Une dépêche de l’Agence Haïtienne de Presse (A.H.P) a repris la semaine dernière des extraits d’un rapport de l’International Crisis Group sur un état des lieux du système judiciaire haïtien. Il ressort de ce rapport quelques vérités bien connues du grand public. L’une d’entre elles est le peu de sophistication de notre appareil judiciaire par rapport à la criminalité mondialisée. Par ailleurs, le rapport souligne la faiblesse de notre culture juridique quant à l’éthique et la responsabilité du magistrat.
Or, nous assistons dans nos sociétés à une montée en puissance du rôle du juge. La manière de vivre ensemble étant de plus en plus fondée sur la peur et la prévention du risque, le juge devient selon la juriste Gwénaële Calvès (professeur de droit public à l’Université de Cergy-Pontoise, France), ‘‘un acteur central de la vie publique des sociétés démocratiques’’.
On annonce au parlement haïtien des projets de lois qui visent par exemple, à renforcer l’indépendance de la magistrature. Cette indépendance devra être garantie non seulement vis-à-vis de l’exécutif mais de tous les pouvoirs quel qu’il soit et aussi des puissances d’argent.
Le magistrat s’il doit être un garant contre l’arbitraire du prince ne doit surtout pas être perçu comme quelqu’un qui s’enrichit sur le dos des autres. Ni comme une personnalité obscure, inaccessible, détenteur d’un pouvoir sans égal qui peut ruiner la vie de n’importe quel citoyen. Se pose dans ce domaine, plus que tout autre, la question d’accès à la justice et à l’équité. Ce problème déborde largement nos frontières et s’est posé en France, dans le cas de l’affaire d’Outreau où l’on a vu des familles entières détruites en raison de l’inconséquence d’un puissant juge d’instruction, le juge Burgaud.
Pour ne pas tomber dans les mêmes travers, les projets de lois en cours d’élaboration devront prévoir en plus du renforcement et de la protection de la fonction de juge, un « tribunal » de l’éthique. Un organe dont la mission serait de responsabiliser, d’accompagner les juges dans leur délicate et difficile tâche de rendre justice.
La question des recours possible du citoyen face à tout type d’arbitraire se pose donc avec acuité dans un domaine aussi fondamental pour la construction de notre démocratie.
Il est dommageable pour le processus en cours que ce débat particulièrement sensible ne puisse avoir lieu sans qu’elle n’entraîne des réactions corporatistes. Nombre de fonctionnaires de la justice, heureusement, ne partagent pas ce chantage à « l’honneur » de la magistrature. Ils pensent au contraire, que mettre des gardes de fou c’est renforcer la crédibilité d’un magister vital pour notre société ou règne l’impunité la plus crasse, tandis que croupissent en prison des milliers de gens qui ont soif d’un procès.
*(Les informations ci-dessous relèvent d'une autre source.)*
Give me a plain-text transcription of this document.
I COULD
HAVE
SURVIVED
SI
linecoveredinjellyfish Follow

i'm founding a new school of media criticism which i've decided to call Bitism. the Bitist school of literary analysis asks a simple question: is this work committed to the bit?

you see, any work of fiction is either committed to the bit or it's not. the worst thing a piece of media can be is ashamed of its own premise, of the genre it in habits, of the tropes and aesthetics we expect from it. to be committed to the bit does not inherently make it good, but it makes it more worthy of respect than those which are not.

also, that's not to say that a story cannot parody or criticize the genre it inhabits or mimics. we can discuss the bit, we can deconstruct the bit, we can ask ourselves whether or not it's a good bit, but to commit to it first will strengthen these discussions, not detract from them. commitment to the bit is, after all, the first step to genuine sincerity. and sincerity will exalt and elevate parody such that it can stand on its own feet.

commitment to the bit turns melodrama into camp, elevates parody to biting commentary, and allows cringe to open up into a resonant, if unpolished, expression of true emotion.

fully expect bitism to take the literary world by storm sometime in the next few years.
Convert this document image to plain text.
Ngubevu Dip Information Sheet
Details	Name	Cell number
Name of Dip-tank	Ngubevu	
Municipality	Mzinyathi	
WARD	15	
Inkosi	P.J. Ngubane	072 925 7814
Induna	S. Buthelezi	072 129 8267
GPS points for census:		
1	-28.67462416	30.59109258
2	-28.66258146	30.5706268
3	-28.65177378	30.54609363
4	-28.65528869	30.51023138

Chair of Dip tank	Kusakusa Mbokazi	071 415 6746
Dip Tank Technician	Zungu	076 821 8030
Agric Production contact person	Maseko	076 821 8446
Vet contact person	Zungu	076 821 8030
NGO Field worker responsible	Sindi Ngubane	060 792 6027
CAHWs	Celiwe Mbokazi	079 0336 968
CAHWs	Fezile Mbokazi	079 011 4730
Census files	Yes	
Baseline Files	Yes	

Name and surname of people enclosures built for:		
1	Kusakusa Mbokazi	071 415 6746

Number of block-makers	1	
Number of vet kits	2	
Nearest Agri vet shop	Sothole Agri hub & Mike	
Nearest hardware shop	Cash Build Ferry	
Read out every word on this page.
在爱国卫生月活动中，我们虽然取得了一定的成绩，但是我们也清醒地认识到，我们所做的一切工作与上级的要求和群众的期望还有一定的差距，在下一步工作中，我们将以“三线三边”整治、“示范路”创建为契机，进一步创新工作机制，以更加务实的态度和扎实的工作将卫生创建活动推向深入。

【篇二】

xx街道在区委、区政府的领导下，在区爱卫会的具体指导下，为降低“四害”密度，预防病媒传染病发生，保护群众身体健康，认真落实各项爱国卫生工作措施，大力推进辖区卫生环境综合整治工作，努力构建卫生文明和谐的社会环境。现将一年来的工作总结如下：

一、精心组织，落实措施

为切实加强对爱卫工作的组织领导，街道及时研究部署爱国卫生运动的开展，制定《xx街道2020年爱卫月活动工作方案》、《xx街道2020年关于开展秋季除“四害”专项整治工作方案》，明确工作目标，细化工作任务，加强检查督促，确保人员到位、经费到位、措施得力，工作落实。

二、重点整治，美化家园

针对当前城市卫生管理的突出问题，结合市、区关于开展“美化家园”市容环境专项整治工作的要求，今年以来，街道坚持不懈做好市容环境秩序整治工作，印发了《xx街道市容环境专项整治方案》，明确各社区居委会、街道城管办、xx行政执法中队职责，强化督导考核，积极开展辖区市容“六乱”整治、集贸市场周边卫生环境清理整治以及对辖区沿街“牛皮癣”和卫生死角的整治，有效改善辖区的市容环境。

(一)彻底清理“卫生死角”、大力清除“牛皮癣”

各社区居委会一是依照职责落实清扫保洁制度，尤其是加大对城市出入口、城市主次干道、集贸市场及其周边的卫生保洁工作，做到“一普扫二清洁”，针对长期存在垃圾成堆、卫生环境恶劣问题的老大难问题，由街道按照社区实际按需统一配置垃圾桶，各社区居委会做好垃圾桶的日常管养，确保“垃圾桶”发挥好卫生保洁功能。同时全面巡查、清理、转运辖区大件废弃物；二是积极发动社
On s’interroge dans la cité : que faire dans le cas d’un juge « hors de lui » ? Pour certains spécialistes, comme Harold Epineuse (spécialiste du système juduciaire canadien), qui s’est penché sur ces questions de déontologie : les principes d’éthique devraient être l’émanation des juges eux-mêmes, conçus comme un instrument d’autocontrôle du corps, généré par lui-même, qui permet au pouvoir judiciaire d’acquérir une légitimité au regard de leurs gravissimes responsabilités. Un peu, suivant le modèle du conseil consultatif canadien qui lui-même a inspiré le conseil consultatif des juges européens. Notre conseil de la magistrature pourrait-il être un organe qui aurait entre autre, cette fonction ? la démocratie ne saurait se permettre de créer de nouveaux mostres même sacrés, élu et ou fonctionnaire doivent à un moment ou à un autre être redevable devant une instance quelconque protectrice des principes éthiques.
En attendant, nous confiait un grand ténor de la basoche, il nous faut « un nouvel esprit qui redonnerait à notre justice la majesté de sa grandeur allégorique ».